La constitución de nuevas sociedades y empresas mercantiles va en declive en Guatemala, lo que se traduce también en menos empleos y en un menor poder adquisitivo.

La disminución progresiva de la constitución de sociedades y empresas mercantiles ha venido ocurriendo desde que cobró vigencia el “Paquetazo Tributario 2012” (Ley de Actualización Tributaria y Ley Antievasión II), que vino a gravar con severidad a la clase media (medianos y pequeños empresarios, profesionales, técnicos, trabajadores calificados, burócratas, jubilados, etcétera). En fin, la obra de arte de los militantes tributarios.

Por supuesto, los militantes tributarios no repararon ni reparan en que las normas tributarias y regulatorias en general no deben asfixiar a los agentes económicos ni desestimular la inversión privada, ni menos causar temor y provocar desinversión y descapitalización humana, porque bajo este supuesto aunque las leyes fiscales sean “draconianas” la recaudación tributaria siempre irá a la baja en vez de aumentar.

La declinación de la constitución de nuevas sociedades y empresas mercantiles sumada al cierre de negocios (desinversión, quiebra, clausura tributaria, etcétera) como consecuencia de la desaceleración económica o de decisiones administrativas arbitrarias es una calamidad, porque redunda negativamente no solo en los inversores, sino que también en la mano de obra que queda a la intemperie, sin trabajo.

El mercado formal de trabajo solo absorbe el 20 por ciento de la mano de obra incremental anual que se incorpora al mercado laboral, de lo que se deduce que el 80 por ciento de esa mano de obra se tiene que quedar en la economía informal, caracterizada por el autoempleo, o emigrar hacia mercados laborales foráneos. En todo caso, la espiral delincuencial es una medida del desempleo y de la falta de fuentes de trabajo en una sociedad como la nuestra.

Por otro lado, el aumento del salario mínimo es un espejismo, porque aparentemente mejora los ingresos de los trabajadores, pero no toma en cuenta que de nada sirve a un desempleado o a un trabajador de la economía informal.

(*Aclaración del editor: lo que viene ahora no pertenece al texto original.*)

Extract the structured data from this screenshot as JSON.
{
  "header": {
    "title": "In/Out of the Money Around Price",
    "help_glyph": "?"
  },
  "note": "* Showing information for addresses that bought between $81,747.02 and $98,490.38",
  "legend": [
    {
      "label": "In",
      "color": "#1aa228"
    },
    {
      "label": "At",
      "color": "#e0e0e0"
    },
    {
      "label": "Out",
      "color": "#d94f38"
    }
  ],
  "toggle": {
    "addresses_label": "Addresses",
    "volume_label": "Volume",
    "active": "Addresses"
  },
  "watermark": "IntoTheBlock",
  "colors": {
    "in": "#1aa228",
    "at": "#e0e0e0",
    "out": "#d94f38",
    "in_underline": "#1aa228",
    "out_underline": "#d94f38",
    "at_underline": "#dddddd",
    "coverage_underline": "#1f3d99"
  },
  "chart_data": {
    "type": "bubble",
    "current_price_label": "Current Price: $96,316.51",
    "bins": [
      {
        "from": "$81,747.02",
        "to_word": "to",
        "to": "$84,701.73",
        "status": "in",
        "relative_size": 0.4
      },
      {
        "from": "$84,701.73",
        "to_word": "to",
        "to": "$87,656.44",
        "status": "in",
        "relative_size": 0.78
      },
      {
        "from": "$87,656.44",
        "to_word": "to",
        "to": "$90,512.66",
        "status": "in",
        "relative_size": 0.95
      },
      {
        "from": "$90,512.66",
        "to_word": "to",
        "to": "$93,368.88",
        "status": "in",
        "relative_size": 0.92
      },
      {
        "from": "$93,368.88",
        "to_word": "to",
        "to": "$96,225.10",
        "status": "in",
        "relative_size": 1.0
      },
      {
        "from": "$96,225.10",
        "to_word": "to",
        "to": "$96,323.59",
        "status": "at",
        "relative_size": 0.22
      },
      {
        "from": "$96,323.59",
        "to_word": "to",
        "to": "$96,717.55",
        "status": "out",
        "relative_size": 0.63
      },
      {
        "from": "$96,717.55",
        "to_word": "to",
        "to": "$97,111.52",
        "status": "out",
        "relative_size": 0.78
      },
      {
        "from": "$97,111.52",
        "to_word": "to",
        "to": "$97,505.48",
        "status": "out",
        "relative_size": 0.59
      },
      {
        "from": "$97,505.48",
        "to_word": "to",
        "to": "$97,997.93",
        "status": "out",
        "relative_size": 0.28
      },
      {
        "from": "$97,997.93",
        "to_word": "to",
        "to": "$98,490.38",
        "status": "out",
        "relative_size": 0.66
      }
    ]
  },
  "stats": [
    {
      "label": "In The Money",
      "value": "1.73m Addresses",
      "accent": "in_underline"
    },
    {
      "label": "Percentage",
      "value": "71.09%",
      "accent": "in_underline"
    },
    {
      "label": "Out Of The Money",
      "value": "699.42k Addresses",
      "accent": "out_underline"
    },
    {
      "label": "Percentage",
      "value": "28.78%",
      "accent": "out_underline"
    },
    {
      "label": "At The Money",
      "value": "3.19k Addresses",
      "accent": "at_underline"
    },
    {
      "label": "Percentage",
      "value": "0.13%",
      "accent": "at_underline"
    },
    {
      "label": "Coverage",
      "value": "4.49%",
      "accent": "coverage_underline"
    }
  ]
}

Es más, el salario mínimo se vuelve inútil cuando cierra una fuente de empleo, deja de abrirse una empresa o se recorta personal.

En fin, alegrarse, como lo hacen los militantes tributarios, porque desaparecen empresas o porque no se abran nuevas es absurdo y conlleva implícita una obsesión anti emprendimiento o una intencionada, díscola y proactiva actitud de socavar el sistema económico.